Le 20 août, les États-Unis ont annoncé de nouvelles sanctions contre des juges et procureurs de la Cour pénale internationale (CPI). Washington accuse l’institution d’être politisée, dans la lignée de mesures similaires prises plus tôt dans l’année. En juin, quatre magistrats avaient déjà été visés, et en février, le procureur Karim Khan avait été sanctionné.
Ces décisions renforcent les critiques récurrentes sur la partialité de la CPI. Pour de nombreux observateurs, en particulier en Afrique, la Cour apparaît comme un outil au service des puissances occidentales.
« Tant que la CPI se concentre sur des situations concernant des États faibles ou des adversaires géopolitiques des États-Unis, son action est tolérée, voire soutenue. Mais dès qu’elle s’approche des alliés stratégiques de l’Occident, elle est entravée et punie », estime Ousmane Coulibaly, magistrat malien spécialisé en droit international public.
En théorie, la Cour ne dépend d’aucune puissance. Mais les sanctions américaines mettent en évidence, selon lui, une réalité : l’institution évolue dans un contexte hautement politique, loin d’une impartialité totale.
L’Afrique en première ligne
Depuis sa création, la majorité des affaires instruites par la CPI concernent le continent africain : République démocratique du Congo, Ouganda, Centrafrique, Mali, Côte d’Ivoire, Soudan, Libye, entre autres.

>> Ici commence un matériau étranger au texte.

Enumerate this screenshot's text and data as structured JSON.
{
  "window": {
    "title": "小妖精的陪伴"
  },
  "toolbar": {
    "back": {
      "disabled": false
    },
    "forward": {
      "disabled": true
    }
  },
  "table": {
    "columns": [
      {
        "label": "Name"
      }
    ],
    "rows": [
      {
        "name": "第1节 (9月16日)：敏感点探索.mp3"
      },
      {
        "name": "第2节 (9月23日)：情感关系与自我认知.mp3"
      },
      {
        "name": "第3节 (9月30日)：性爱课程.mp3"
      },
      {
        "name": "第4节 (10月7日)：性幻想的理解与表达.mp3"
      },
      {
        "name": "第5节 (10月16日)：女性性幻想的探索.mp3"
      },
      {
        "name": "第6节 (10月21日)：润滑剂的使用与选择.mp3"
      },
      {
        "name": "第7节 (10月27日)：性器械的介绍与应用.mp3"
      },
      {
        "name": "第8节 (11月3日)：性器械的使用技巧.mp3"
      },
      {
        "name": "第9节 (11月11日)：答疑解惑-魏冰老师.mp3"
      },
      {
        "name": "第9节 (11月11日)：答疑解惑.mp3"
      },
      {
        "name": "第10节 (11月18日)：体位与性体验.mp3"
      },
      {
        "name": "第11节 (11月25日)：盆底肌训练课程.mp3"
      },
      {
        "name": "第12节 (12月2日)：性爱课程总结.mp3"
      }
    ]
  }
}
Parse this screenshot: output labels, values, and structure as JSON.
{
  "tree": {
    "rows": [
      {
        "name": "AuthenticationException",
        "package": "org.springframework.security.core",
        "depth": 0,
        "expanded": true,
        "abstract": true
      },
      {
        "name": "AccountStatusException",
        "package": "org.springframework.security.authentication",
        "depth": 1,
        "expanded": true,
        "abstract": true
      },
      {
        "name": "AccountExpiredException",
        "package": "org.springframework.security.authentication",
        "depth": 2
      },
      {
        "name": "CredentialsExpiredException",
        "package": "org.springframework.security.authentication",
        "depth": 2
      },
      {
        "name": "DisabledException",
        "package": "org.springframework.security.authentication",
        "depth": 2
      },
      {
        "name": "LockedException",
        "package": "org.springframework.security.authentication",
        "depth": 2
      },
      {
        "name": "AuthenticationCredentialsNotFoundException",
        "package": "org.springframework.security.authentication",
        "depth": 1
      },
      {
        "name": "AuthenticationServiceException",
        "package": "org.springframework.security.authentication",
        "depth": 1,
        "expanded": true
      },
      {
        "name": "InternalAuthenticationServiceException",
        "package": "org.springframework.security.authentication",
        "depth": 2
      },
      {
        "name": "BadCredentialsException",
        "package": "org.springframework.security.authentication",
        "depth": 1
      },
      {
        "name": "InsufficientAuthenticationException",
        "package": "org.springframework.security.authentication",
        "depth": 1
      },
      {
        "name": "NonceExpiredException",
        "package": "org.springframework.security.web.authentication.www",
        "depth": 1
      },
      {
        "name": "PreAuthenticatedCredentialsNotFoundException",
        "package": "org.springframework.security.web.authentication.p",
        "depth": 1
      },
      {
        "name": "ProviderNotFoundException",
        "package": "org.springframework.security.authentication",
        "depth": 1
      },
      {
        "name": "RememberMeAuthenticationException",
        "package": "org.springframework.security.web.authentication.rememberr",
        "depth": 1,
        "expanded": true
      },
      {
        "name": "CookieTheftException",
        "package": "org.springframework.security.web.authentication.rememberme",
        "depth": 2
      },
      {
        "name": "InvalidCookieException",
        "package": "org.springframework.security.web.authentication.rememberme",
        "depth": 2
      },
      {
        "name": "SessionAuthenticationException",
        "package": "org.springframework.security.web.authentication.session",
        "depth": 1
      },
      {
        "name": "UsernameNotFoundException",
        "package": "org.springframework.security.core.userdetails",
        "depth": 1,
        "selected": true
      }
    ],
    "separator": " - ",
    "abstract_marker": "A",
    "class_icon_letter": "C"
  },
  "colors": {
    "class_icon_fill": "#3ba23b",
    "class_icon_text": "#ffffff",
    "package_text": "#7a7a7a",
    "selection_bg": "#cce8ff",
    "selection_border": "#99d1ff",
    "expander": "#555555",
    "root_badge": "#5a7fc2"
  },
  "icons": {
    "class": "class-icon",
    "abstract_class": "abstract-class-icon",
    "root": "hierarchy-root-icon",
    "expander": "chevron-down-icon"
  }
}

« Deux tiers des personnes mises en accusation par la Cour sont africaines, alors même que des violations massives du droit humanitaire ont eu lieu en Irak, en Libye ou dans l’ex-Yougoslavie sans qu’aucun responsable occidental ne soit inculpé », rappelle Ousmane Coulibaly.
Cette situation nourrit la conviction que la CPI, officiellement indépendante, demeure perçue comme un instrument de justice sélective. Pour plusieurs États africains, en particulier ceux de l’Alliance des États du Sahel (AES : Mali, Burkina Faso, Niger), l’attitude de Washington illustre clairement ce double standard.
Face à ce constat, le malaise grandit. « La réaction africaine face aux sanctions américaines est empreinte d’indignation, car elle confirme que la justice internationale n’est pas appliquée de manière égale pour tous », souligne le magistrat.
La confrontation ouverte entre les États-Unis et la CPI risque d’affaiblir encore davantage la légitimité de la Cour. Plusieurs pays africains envisagent désormais leur avenir au sein du Statut de Rome.
« La CPI, désormais perçue comme un instrument politique plutôt qu’un outil de justice universelle, ne répond plus aux attentes en matière d’impartialité. Cette perte de confiance pourrait conduire à de nouvelles tentatives de retrait du Statut de Rome », conclut Ousmane Coulibaly.